While the memory floods me I realize it's not making me sad as it usually would. I see that as much as I hold on to the past sometimes it's because I have so many happy memories from my lifetime - a mere 21 years of laughs and smiles. If the next 21 are even half as great I will be truly fortunate.

A little further down the hill I am reminded of another place at another time. It's a warm August evening and I'm walking to some pool party they're throwing for the freshman at my new school. I don't know anyone who's going to be there; I'm not even sure if I'm going in the right direction, but somehow I got where I needed to be and the ride began.

My brother's not at the basketball court. Perhaps I passed him and didn't realize it. I decide that while the monkey bars have beaten me once today they won't be doing it twice. I'm nearly victorious. As I rub the newly formed blisters on my hands something beckons me to the water. I walk down the wooden stairs and gravel path to the edge and stand arms crossed, legs slightly spread apart and look around me. There's a swan swimming by, crickets in the trees and moonlight on the water. I gaze upwards at an almost full moon. He's slightly hazy, but I recognize my old friend and stand with eyes transfixed on a face that has seen endless hours of mine. A gentle breeze comes across the water and I smile slowly.

It's one of those moments where it doesn't matter where you're going or where you've been. All that counts is that exact moment at that exact time when somehow the world has come to remind you to be at peace because you are part of something so much bigger than yourself.

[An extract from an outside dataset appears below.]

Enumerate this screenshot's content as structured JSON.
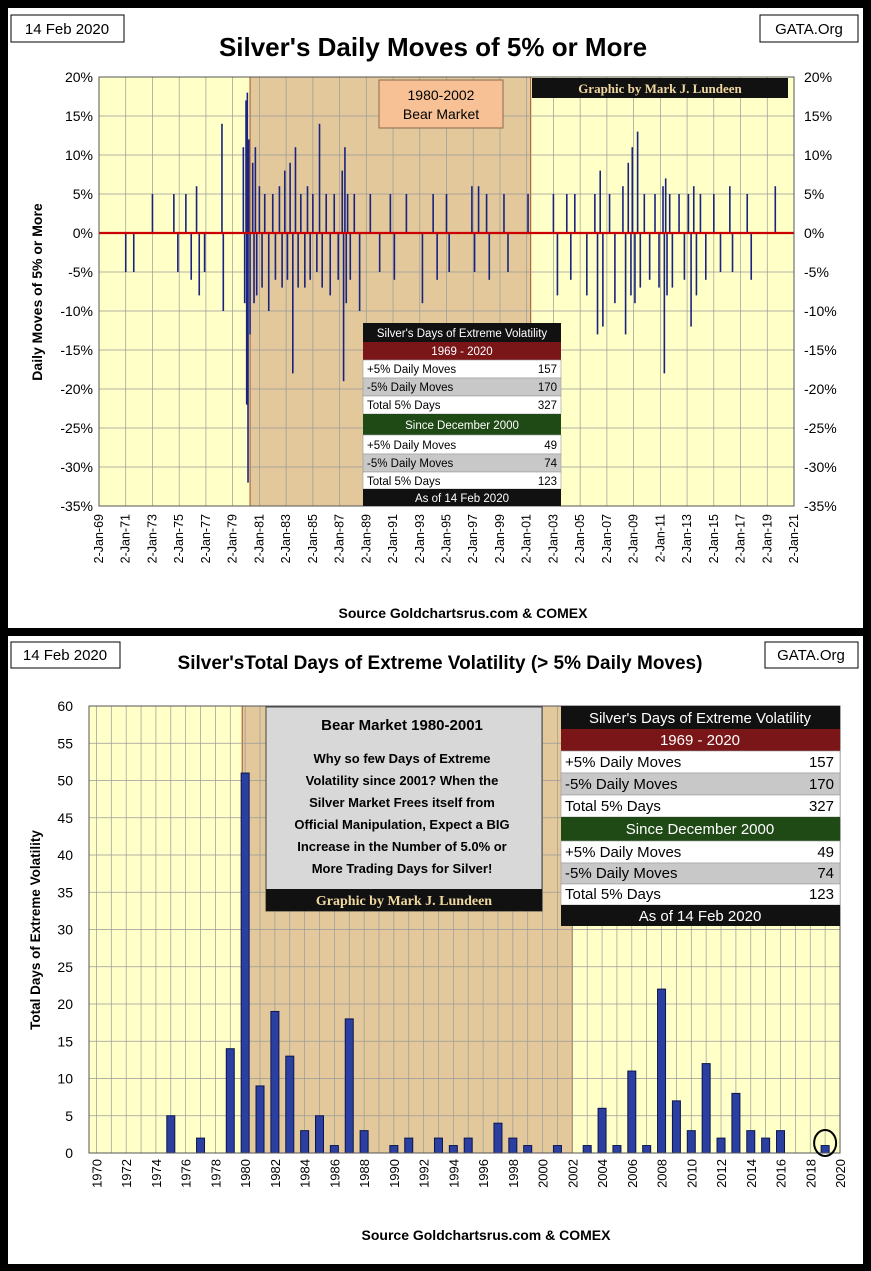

There are footsteps coming down the gravel path and I'm greeted by my brother who got home just after I'd left. His ambitions to run have left him and we start to walk home. As we pass the basketball court the wind blows and in his best pansy voice he says "ah..feel the warm breeze." Even though he's mocking it he's at least taken notice. He decides he needs to do something he hasn't for a while, climbs the stairs to the slide, and a look comes over his face as he puts his hands up in the air to go "wee" that also makes me smile. It's so rare that I see some one else enjoying one of life's small pleasures.

In typical sibling fashion I tell him I'll race him home and fake him into taking off, but he catches on quickly and stops running to tell me to never do that again. When we finally make that last sprint home he comes from behind and flies by me. I stop running and smile again.

In less than 1/2 a hour I have found one more thing I wouldn't trade for the world. Everyone should be so lucky.